Canada lost almost 65,000 lives during the First World War. A quarter of all the victims that perished outside of Canada did so in Belgium. During the first two years of the war, from August 1914 to August 1916, four out of five of the Canadians that fell lost their lives between Ypres and the French border.

The First Canadian Contingent was dispatched to Ypres with great haste and was immediately embroiled in the bloody Second Battle of Ypres. A few months later, the Canadian Corps was formed on the same front in Flanders and was once again put to the test without delay.
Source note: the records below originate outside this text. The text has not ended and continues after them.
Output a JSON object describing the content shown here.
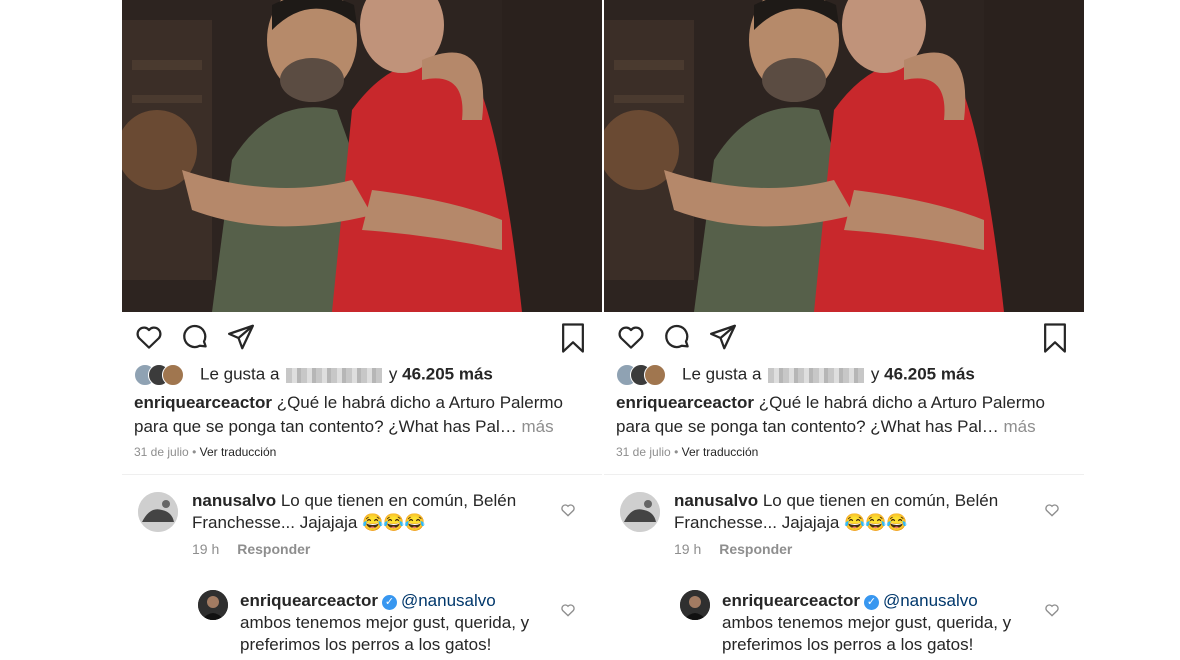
{
  "posts": [
    {
      "likes": {
        "prefix": "Le gusta a",
        "connector": "y",
        "count": "46.205 más"
      },
      "caption": {
        "user": "enriquearceactor",
        "text": "¿Qué le habrá dicho a Arturo Palermo para que se ponga tan contento? ¿What has Pal…",
        "more": "más"
      },
      "meta": {
        "date": "31 de julio",
        "sep": "•",
        "translate": "Ver traducción"
      },
      "comment": {
        "user": "nanusalvo",
        "text": "Lo que tienen en común, Belén Franchesse... Jajajaja 😂😂😂",
        "time": "19 h",
        "reply": "Responder"
      },
      "reply_comment": {
        "user": "enriquearceactor",
        "verified": "✓",
        "mention": "@nanusalvo",
        "text": "ambos tenemos mejor gust, querida, y preferimos los perros a los gatos!"
      }
    },
    {
      "likes": {
        "prefix": "Le gusta a",
        "connector": "y",
        "count": "46.205 más"
      },
      "caption": {
        "user": "enriquearceactor",
        "text": "¿Qué le habrá dicho a Arturo Palermo para que se ponga tan contento? ¿What has Pal…",
        "more": "más"
      },
      "meta": {
        "date": "31 de julio",
        "sep": "•",
        "translate": "Ver traducción"
      },
      "comment": {
        "user": "nanusalvo",
        "text": "Lo que tienen en común, Belén Franchesse... Jajajaja 😂😂😂",
        "time": "19 h",
        "reply": "Responder"
      },
      "reply_comment": {
        "user": "enriquearceactor",
        "verified": "✓",
        "mention": "@nanusalvo",
        "text": "ambos tenemos mejor gust, querida, y preferimos los perros a los gatos!"
      }
    }
  ],
  "icons": [
    "heart-icon",
    "comment-icon",
    "share-icon",
    "bookmark-icon"
  ],
  "colors": {
    "text": "#262626",
    "muted": "#8e8e8e",
    "verified": "#3897f0",
    "mention": "#00376b"
  }
}
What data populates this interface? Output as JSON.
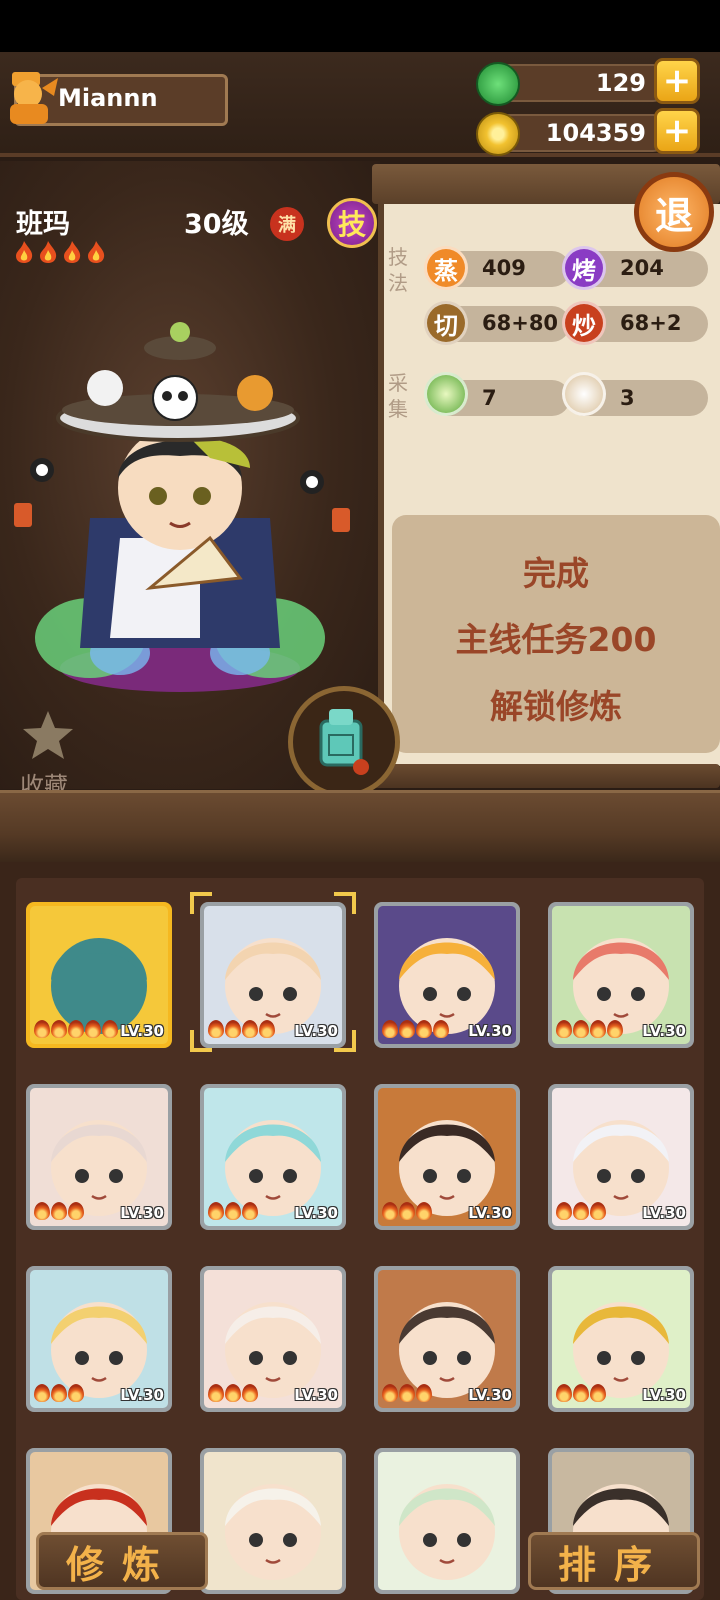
{
  "player": {
    "name": "Miannn"
  },
  "resources": {
    "jade": {
      "value": "129",
      "icon": "green-jade-icon",
      "color": "#2fb04a"
    },
    "coins": {
      "value": "104359",
      "icon": "gold-coin-icon",
      "color": "#f2c230"
    },
    "plus_label": "+"
  },
  "character": {
    "name": "班玛",
    "level": "30级",
    "max_badge": "满",
    "skill_button": "技",
    "stars": 4
  },
  "stats": {
    "skills_label": "技法",
    "gather_label": "采集",
    "steam": {
      "icon_label": "蒸",
      "value": "409",
      "color": "#f08a28"
    },
    "roast": {
      "icon_label": "烤",
      "value": "204",
      "color": "#8a3cc4"
    },
    "cut": {
      "icon_label": "切",
      "value": "68+80",
      "color": "#9a6a2a"
    },
    "fry": {
      "icon_label": "炒",
      "value": "68+2",
      "color": "#c8401e"
    },
    "veg": {
      "icon": "vegetable-icon",
      "value": "7",
      "color": "#4a9c36"
    },
    "flour": {
      "icon": "flour-icon",
      "value": "3",
      "color": "#d9c09a"
    }
  },
  "retreat_button": "退",
  "unlock": {
    "line1": "完成",
    "line2": "主线任务200",
    "line3": "解锁修炼"
  },
  "favorite_label": "收藏",
  "roster": [
    {
      "lv": "LV.30",
      "stars": 5,
      "bg": "#f5c83a",
      "skin": "#3f8a8a"
    },
    {
      "lv": "LV.30",
      "stars": 4,
      "bg": "#d8e0ea",
      "skin": "#f3d4b0",
      "selected": true
    },
    {
      "lv": "LV.30",
      "stars": 4,
      "bg": "#5a4a8a",
      "skin": "#f6b03a"
    },
    {
      "lv": "LV.30",
      "stars": 4,
      "bg": "#c8e2b0",
      "skin": "#e87a6a"
    },
    {
      "lv": "LV.30",
      "stars": 3,
      "bg": "#f0ded6",
      "skin": "#e8d8d2"
    },
    {
      "lv": "LV.30",
      "stars": 3,
      "bg": "#bfe6ea",
      "skin": "#8fd8d8"
    },
    {
      "lv": "LV.30",
      "stars": 3,
      "bg": "#c87a3a",
      "skin": "#3a2a24"
    },
    {
      "lv": "LV.30",
      "stars": 3,
      "bg": "#f4e8e8",
      "skin": "#f2f2f6"
    },
    {
      "lv": "LV.30",
      "stars": 3,
      "bg": "#bfe0e6",
      "skin": "#f3d070"
    },
    {
      "lv": "LV.30",
      "stars": 3,
      "bg": "#f4e0d8",
      "skin": "#f6eee8"
    },
    {
      "lv": "LV.30",
      "stars": 3,
      "bg": "#c07a4a",
      "skin": "#4a3a32"
    },
    {
      "lv": "LV.30",
      "stars": 3,
      "bg": "#dff0c8",
      "skin": "#e8b83a"
    },
    {
      "lv": "",
      "stars": 0,
      "bg": "#e8c8a0",
      "skin": "#c8301e"
    },
    {
      "lv": "",
      "stars": 0,
      "bg": "#f0e4cc",
      "skin": "#f6f2ea"
    },
    {
      "lv": "",
      "stars": 0,
      "bg": "#eaf2e0",
      "skin": "#cfe6c8"
    },
    {
      "lv": "",
      "stars": 0,
      "bg": "#c8b8a0",
      "skin": "#3a302a"
    }
  ],
  "buttons": {
    "cultivate": "修炼",
    "sort": "排序"
  }
}
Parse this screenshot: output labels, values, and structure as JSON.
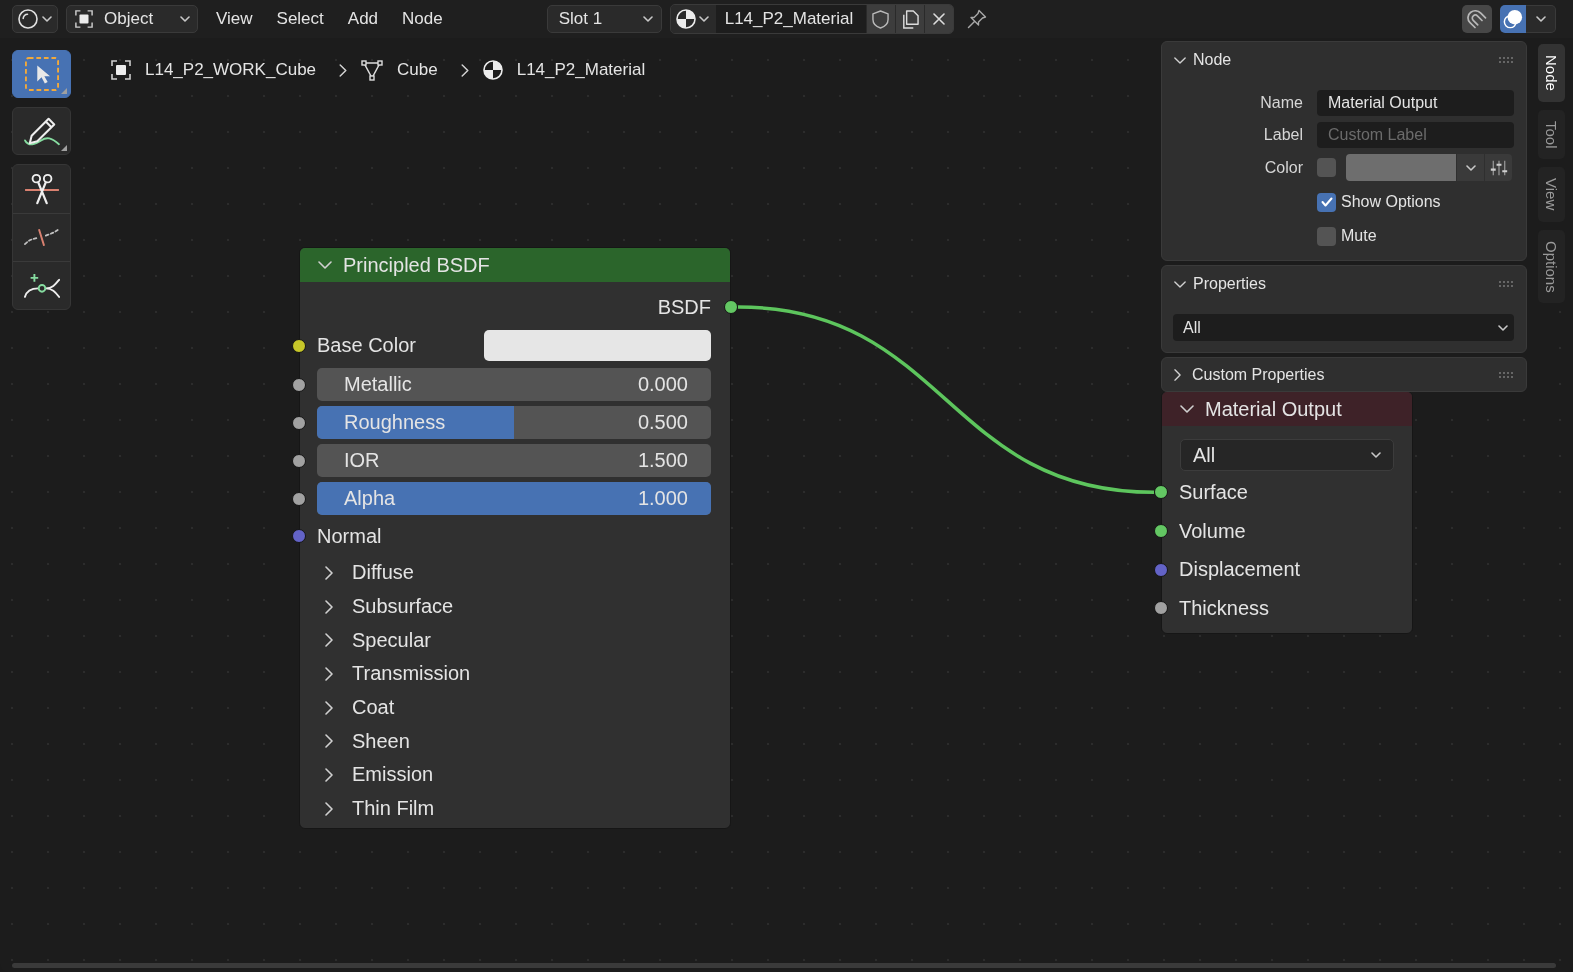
{
  "header": {
    "mode": {
      "label": "Object"
    },
    "menus": [
      {
        "label": "View"
      },
      {
        "label": "Select"
      },
      {
        "label": "Add"
      },
      {
        "label": "Node"
      }
    ],
    "slot": {
      "label": "Slot 1"
    },
    "material": {
      "value": "L14_P2_Material"
    },
    "toggles": [
      {
        "kind": "snap",
        "on": false
      },
      {
        "kind": "overlays",
        "on": true
      }
    ]
  },
  "toolbar": {
    "groups": [
      {
        "tools": [
          {
            "kind": "select_box",
            "selected": true
          }
        ]
      },
      {
        "tools": [
          {
            "kind": "annotate",
            "selected": false
          }
        ]
      },
      {
        "tools": [
          {
            "kind": "cut_links",
            "selected": false
          },
          {
            "kind": "mute_links",
            "selected": false
          },
          {
            "kind": "add_reroute",
            "selected": false
          }
        ]
      }
    ]
  },
  "breadcrumbs": [
    {
      "kind": "object",
      "label": "L14_P2_WORK_Cube"
    },
    {
      "kind": "mesh",
      "label": "Cube"
    },
    {
      "kind": "material",
      "label": "L14_P2_Material"
    }
  ],
  "nodes": [
    {
      "kind": "shader",
      "title": "Principled BSDF",
      "expanded": true,
      "outputs": [
        {
          "label": "BSDF",
          "color": "#63c763",
          "linked": true
        }
      ],
      "inputs": [
        {
          "kind": "color",
          "label": "Base Color",
          "color": "#c7c729",
          "swatch": {
            "color": "#e6e6e6"
          }
        },
        {
          "kind": "factor",
          "label": "Metallic",
          "value": "0.000",
          "level": 0,
          "color": "#a1a1a1"
        },
        {
          "kind": "factor",
          "label": "Roughness",
          "value": "0.500",
          "level": 0.5,
          "color": "#a1a1a1"
        },
        {
          "kind": "number",
          "label": "IOR",
          "value": "1.500",
          "color": "#a1a1a1"
        },
        {
          "kind": "factor",
          "label": "Alpha",
          "value": "1.000",
          "level": 1,
          "color": "#a1a1a1"
        },
        {
          "kind": "plain",
          "label": "Normal",
          "color": "#6363c7"
        }
      ],
      "panels": [
        {
          "label": "Diffuse",
          "expanded": false
        },
        {
          "label": "Subsurface",
          "expanded": false
        },
        {
          "label": "Specular",
          "expanded": false
        },
        {
          "label": "Transmission",
          "expanded": false
        },
        {
          "label": "Coat",
          "expanded": false
        },
        {
          "label": "Sheen",
          "expanded": false
        },
        {
          "label": "Emission",
          "expanded": false
        },
        {
          "label": "Thin Film",
          "expanded": false
        }
      ]
    },
    {
      "kind": "output",
      "title": "Material Output",
      "expanded": true,
      "target": "All",
      "inputs": [
        {
          "kind": "plain",
          "label": "Surface",
          "color": "#63c763",
          "linked": true
        },
        {
          "kind": "plain",
          "label": "Volume",
          "color": "#63c763",
          "linked": false
        },
        {
          "kind": "plain",
          "label": "Displacement",
          "color": "#6363c7",
          "linked": false
        },
        {
          "kind": "plain",
          "label": "Thickness",
          "color": "#a1a1a1",
          "linked": false
        }
      ]
    }
  ],
  "sidebar": {
    "panels": [
      {
        "title": "Node",
        "expanded": true,
        "fields": [
          {
            "kind": "text",
            "label": "Name",
            "value": "Material Output"
          },
          {
            "kind": "text",
            "label": "Label",
            "placeholder": "Custom Label"
          },
          {
            "kind": "color",
            "label": "Color",
            "checked": false,
            "swatch": {
              "color": "#6e6e6e"
            }
          },
          {
            "kind": "checkbox",
            "label": "Show Options",
            "checked": true
          },
          {
            "kind": "checkbox",
            "label": "Mute",
            "checked": false
          }
        ]
      },
      {
        "title": "Properties",
        "expanded": true,
        "dropdown": "All"
      },
      {
        "title": "Custom Properties",
        "expanded": false
      }
    ],
    "tabs": [
      {
        "label": "Node",
        "selected": true
      },
      {
        "label": "Tool",
        "selected": false
      },
      {
        "label": "View",
        "selected": false
      },
      {
        "label": "Options",
        "selected": false
      }
    ]
  }
}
Since the Canadian Corps earned its fame later on in the war on the battlefields in France, Canada’s national commemoration has mainly focused on Vimy and the Somme. Beaumont-Hamel was also included in 1949, when Newfoundland & Labrador were integrated in the Canadian nation. The symbols of the older Canadian battlefields, Flanders and Ypres, were thus relegated to second place in the Canadian as well as the Belgian collective memory.

On the occasion of the commemoration of the 100th anniversary of the Battle of Mount Sorrel and Hill 62 (2 to 13 June 1916), the first major battle involving the Canadian Corps, this exhibition also examines how Canada in Flanders - as well as Flanders in Canada - lives on in many ways a hundred years later.

The exhibition is accompanied by a publication.